2021.12.20 更新

判断能力が不十分になってくると、通帳やキャッシュカードをなくしてしまい、銀行に再発行をお願いすることがあります。また、介護サービスのメニューや老人ホームを選んだり、契約を結んだり、費用の支払いが上手くいかなくなることもあります。

そうなると、あなたはもちろん、銀行も介護事業者も困ってしまいます。

「家族がいるから大丈夫」と思うかもしれませんが、家族が銀行へ行ってもお金を下ろすことは許されません。銀行は家族ではなくあなたと契約をしているからです。銀行へ行ったご家族は「成年後見制度を使って頂かないとお金は動かせません」と事務的に言われるだけです。

そのような時に備え、元気なうちに、誰に、何を、いくらでしてもらうかをあらかじめ決めておくのが「任意後見制度」です。

心当たりの人とあなたで結ぶ委任契約の一種ですが、「この契約(気持ち)は判断能力が衰えたり無くなっても変わらず有効」であることを保証する点が任意後見という思想の特徴です。

実務的には、心当たりの人に頼むことになります。家族でも良いし、友達でも結構です。お金のことは息子、介護のことは娘というように役割を分けて頼むのもOKです。おひとりさまの場合や家族に頼みたくない場合、地域の社会福祉協議会や後見を引き受けるNPO法人などに頼む人もいます。

内容的には、認知症になったら車は乗らなくなるだろうから処分してほしい、車についている保険も解約してほしいとか、施設に入ったら家を処分し現金にしておいしいものを食べられるよう手配してほしいなどを心当たりの人と話し合って中身を詰めていきます。
将来のことですし、必ずしも楽しいことではないのでイメージすることは難しいでしょうが、認知症になってから、誰と・どこで・どう暮らしたいか、そのためのお金をどう使うかを予習するには良い機会になるでしょう。

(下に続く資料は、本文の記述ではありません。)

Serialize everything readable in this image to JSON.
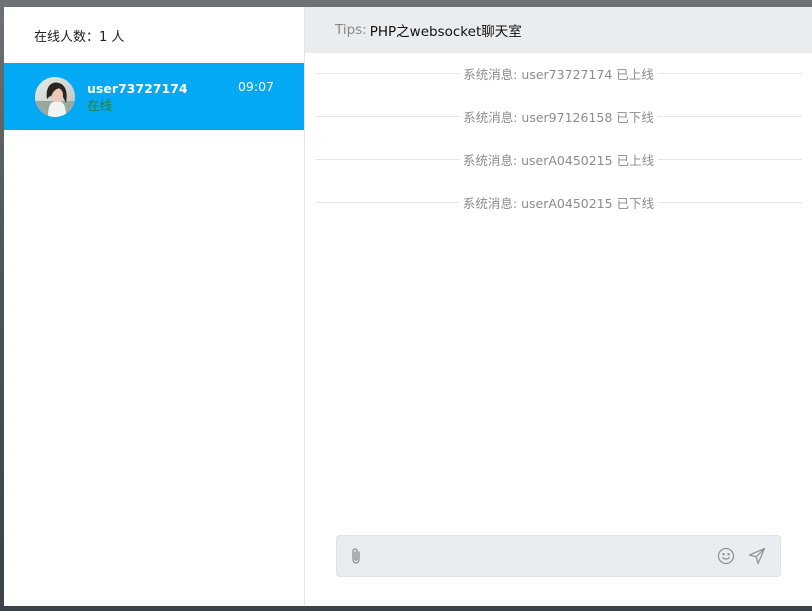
{
  "sidebar": {
    "online_count": "在线人数：1 人",
    "users": [
      {
        "name": "user73727174",
        "status": "在线",
        "time": "09:07"
      }
    ]
  },
  "header": {
    "tips_label": "Tips:",
    "tips_text": "PHP之websocket聊天室"
  },
  "messages": [
    {
      "text": "系统消息: user73727174 已上线"
    },
    {
      "text": "系统消息: user97126158 已下线"
    },
    {
      "text": "系统消息: userA0450215 已上线"
    },
    {
      "text": "系统消息: userA0450215 已下线"
    }
  ],
  "composer": {
    "placeholder": "",
    "attach_icon": "paperclip-icon",
    "emoji_icon": "smiley-icon",
    "send_icon": "send-icon"
  },
  "colors": {
    "accent": "#03a9f4",
    "online_status": "#2e7d32",
    "system_text": "#8c8c8c"
  }
}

任意後見制度は2000年からスタートしました。初年度である2000年度の利用件数は数百件でしたが、最近では年間1万件以上の利用があります。

任意後見契約を結んでも嫌になったらいつでも解約できますので、難しく考えずに、誰に、何を、いくらで頼むか、未来志向で密かに考え、心当たりの人にそれとなく聞いてみるのもよいかもしれません。

なお、任意後見を妻に頼もうとする夫は多いのですが、夫に頼もうとする妻はほとんどいません。なぜか?考えてみましょう!